The administration admits that it could have prevented the danger if it could have put into effect regulations that would have required Wyeth to test the formula before selling it, according to Wayne Pines, public affairs officer for the Food and Drug Administration.
The regulations were delayed by the adminstration's heralded executive order requiring a "cost-benefit analysis" on proposed regulations, Rep. Albert Gore Jr. (D-Tenn.) said.
President Carter signed the regulations into law in September, 1980, but they have not been issued because "it just takes that long to issue regulations of this dimension," Pines said.

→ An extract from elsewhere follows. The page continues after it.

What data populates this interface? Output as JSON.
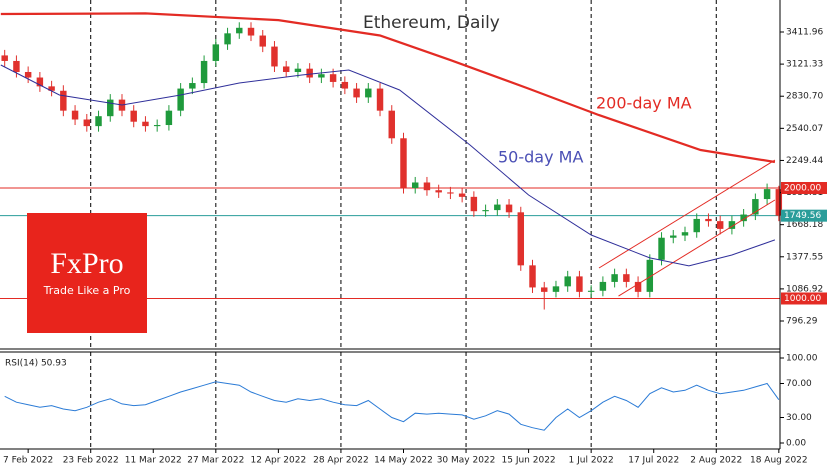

As a U.S. senator, Schweiker was one of the strongest critics of the Carter administration for its delay in putting the rules into effect. In a hearing on June 12, 1980, Schweiker told FDA officials that a delay of even six months was unacceptable.
"There has to be some shortcut procedure when children's lives are at stake. Surely we can come up with something within the bureaucracy to solve a problem like this," Schweiker said.
A Wyeth spokesman said it is not company policy to test infant formula because "it is not required" by law.